Qualcuno prima o poi dovrà raccontare questi giorni, questo tempo. Con la giusta distanza. Dovrà dirci se è vero che l’emergenza sanitaria ci ha resi migliori. Dovrà verificare se saremo stati in grado di elaborare lutti e separazioni. E se la sottrazione di tutto ciò che avevamo prima abbia impoverito o meno la nostra esistenza.

Ci vuole, però, la giusta distanza. Quella che ha sfruttato Cesare Pavese per scrivere nel 1939 il romanzo breve Il carcere e per scrivere dieci anni dopo l’altro breve romanzo La casa in collina, poi confluiti nel volume Prima che il gallo canti. Il primo rielabora un’esperienza diretta, vissuta dall’autore nel 1935. Pavese fu mandato al confino nel paese di Brancaleone (RC).  Agli anni della guerra, e più precisamente alla stagione convulsa seguita all’armistizio dell’8 settembre del ’43 fa riferimento il racconto lungo La casa in collina.

Mi sono trovato a rileggere questo volume (edizione Einaudi con una preziosa introduzione di Italo Calvino), nell’estate che ci avrebbe dovuto emancipare dall’emergenza sanitaria, nell’estate che abbiamo vissuto come barricati in rifugi antiaerei mentre i telegiornali rimbalzavano le notizie sulle devastazioni provocate da Lucifero (l’ondata di caldo torrido) e dalle mani dei soliti piromani. Sembravano gli echi di guerre non più così lontane. Tuoni e bagliori così ravvicinati da farci perdere il sonno e la tranquillità.

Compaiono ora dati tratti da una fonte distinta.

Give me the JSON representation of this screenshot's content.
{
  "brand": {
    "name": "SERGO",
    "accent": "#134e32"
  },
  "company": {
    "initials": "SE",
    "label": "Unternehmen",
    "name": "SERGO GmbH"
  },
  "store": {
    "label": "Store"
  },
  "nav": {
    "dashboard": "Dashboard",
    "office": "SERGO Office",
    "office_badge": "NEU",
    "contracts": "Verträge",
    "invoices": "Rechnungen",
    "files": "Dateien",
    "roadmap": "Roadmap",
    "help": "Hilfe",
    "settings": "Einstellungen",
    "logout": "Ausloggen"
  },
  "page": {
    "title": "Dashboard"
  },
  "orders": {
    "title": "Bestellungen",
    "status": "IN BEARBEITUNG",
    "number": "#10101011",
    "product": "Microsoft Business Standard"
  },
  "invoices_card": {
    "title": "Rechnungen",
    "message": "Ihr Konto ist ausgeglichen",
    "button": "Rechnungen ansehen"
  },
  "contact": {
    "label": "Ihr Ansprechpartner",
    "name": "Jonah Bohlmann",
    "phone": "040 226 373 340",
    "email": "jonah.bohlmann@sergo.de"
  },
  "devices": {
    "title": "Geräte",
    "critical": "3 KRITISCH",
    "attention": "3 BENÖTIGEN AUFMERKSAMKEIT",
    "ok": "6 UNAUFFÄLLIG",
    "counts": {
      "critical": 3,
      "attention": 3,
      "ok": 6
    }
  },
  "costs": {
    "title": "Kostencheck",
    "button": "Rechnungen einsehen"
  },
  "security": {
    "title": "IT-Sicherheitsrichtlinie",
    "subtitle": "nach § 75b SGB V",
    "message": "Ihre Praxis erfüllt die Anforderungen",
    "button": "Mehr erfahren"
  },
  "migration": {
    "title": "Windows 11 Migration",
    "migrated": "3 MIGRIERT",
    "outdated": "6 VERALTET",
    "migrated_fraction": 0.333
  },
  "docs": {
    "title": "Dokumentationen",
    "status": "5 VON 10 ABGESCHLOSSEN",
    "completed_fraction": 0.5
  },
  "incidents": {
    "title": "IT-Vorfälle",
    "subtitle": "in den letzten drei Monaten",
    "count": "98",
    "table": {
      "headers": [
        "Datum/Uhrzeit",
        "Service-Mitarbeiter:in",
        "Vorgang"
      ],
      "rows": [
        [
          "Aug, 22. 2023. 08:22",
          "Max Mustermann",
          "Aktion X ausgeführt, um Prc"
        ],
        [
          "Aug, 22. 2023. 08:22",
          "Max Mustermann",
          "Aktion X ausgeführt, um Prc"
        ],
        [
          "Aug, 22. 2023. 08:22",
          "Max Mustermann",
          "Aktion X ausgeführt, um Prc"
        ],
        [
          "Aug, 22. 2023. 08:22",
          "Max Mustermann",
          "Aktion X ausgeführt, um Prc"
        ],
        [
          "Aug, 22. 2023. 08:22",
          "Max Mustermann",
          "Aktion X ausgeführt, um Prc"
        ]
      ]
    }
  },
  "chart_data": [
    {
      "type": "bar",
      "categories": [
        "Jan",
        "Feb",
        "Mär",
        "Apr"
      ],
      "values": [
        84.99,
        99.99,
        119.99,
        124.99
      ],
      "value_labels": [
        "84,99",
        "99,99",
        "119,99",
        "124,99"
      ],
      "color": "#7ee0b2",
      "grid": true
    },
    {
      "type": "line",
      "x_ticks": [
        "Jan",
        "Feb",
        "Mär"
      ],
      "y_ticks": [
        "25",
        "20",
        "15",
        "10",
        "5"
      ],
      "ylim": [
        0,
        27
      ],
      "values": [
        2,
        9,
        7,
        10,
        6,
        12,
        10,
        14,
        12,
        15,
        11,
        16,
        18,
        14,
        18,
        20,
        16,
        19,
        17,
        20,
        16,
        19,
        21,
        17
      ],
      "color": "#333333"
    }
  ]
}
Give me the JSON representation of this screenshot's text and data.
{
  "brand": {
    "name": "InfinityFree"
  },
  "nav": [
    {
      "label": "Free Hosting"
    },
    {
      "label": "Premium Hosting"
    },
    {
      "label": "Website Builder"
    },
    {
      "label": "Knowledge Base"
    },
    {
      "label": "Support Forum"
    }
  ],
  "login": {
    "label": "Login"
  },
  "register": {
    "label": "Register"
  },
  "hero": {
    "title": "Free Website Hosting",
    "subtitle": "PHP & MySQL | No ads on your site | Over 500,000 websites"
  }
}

Una simile inquietudine viveva il giovane insegnante Corrado. Dalla casa in collina sopra Torino, dove aveva trovato albergo, guardava i bagliori dei bombardamenti (tedeschi? americani?), cercando di non perdere contatto con le persone (per lo più sfollati) che quotidianamente scendevano in città per cercare chi un parente disperso, chi qualche oggetto personale, chi semplicemente una ragione per andare avanti.

Nei due racconti i protagonisti non riescono, però, a entrare in comunione con l’ambiente che li ospita.

Il villaggio calabrese ancorato a ritmi e leggi ancestrali, dove l’ingegner Stefano è stato mandato al confino, ricorda la Lucania che solo qualche anno dopo Carlo Levi tratteggerà nel suo capolavoro Cristo si è fermato a Eboli. Ma non c’è la voglia di capire la realtà così “altra” rispetto alla grande città del nord da cui proviene. La reclusione, la vita coatta, e la lentezza dei ritmi di vita spingono Stefano a un’indagine di autocoscienza. Senza indulgenze. E senza facili pietismi.

Stesso asciutto registro che ritroviamo nel racconto che vede per protagonista Corrado, fresco di laurea e di ideali antifascisti, Le devastazioni della guerra non lo portano a una scelta di campo. Semmai lo spingono ancora più lontano dal teatro di guerra. Nella loro precipitosa e disordinata ritirata i tedeschi distruggono e rastrellano e a Corrado non resta che fuggire con mezzi di fortuna (gli unici possibili allora) nel paese natale, sopra le Langhe.

E questa stessa fuga, come l’apatica riservatezza dell’ingegnere torinese nel paesino calabrese, finisce per essere una valida metafora di quel tradimento degli intellettuali nel contesto della guerra civile che ha flagellato l’Italia tra gli anni Trenta e Quaranta.

Rileggere oggi Pavese, alla luce delle nostre emergenze epocali (il virus, i cambiamenti climatici, la profonda crisi economica, le migrazioni “bibliche”) ci spinge a riflettere: siamo capaci di affrontare queste prove e superarle sentendoci finalmente migliori? Oppure abdicheremo ancora una volta al nostro ruolo?

Sul virus e sugli sconvolgimenti climatici riusciranno i nostri “intellettuali”, insieme con la nostra classe dirigente, a risvegliare il senso civico e l’impegno collettivo?

I romanzi di Pavese restano lì a esemplare testimonianza che una risposta ancora non è stata data. Ora non resta che attendere la giusta distanza e qualcuno che azzardi una risposta.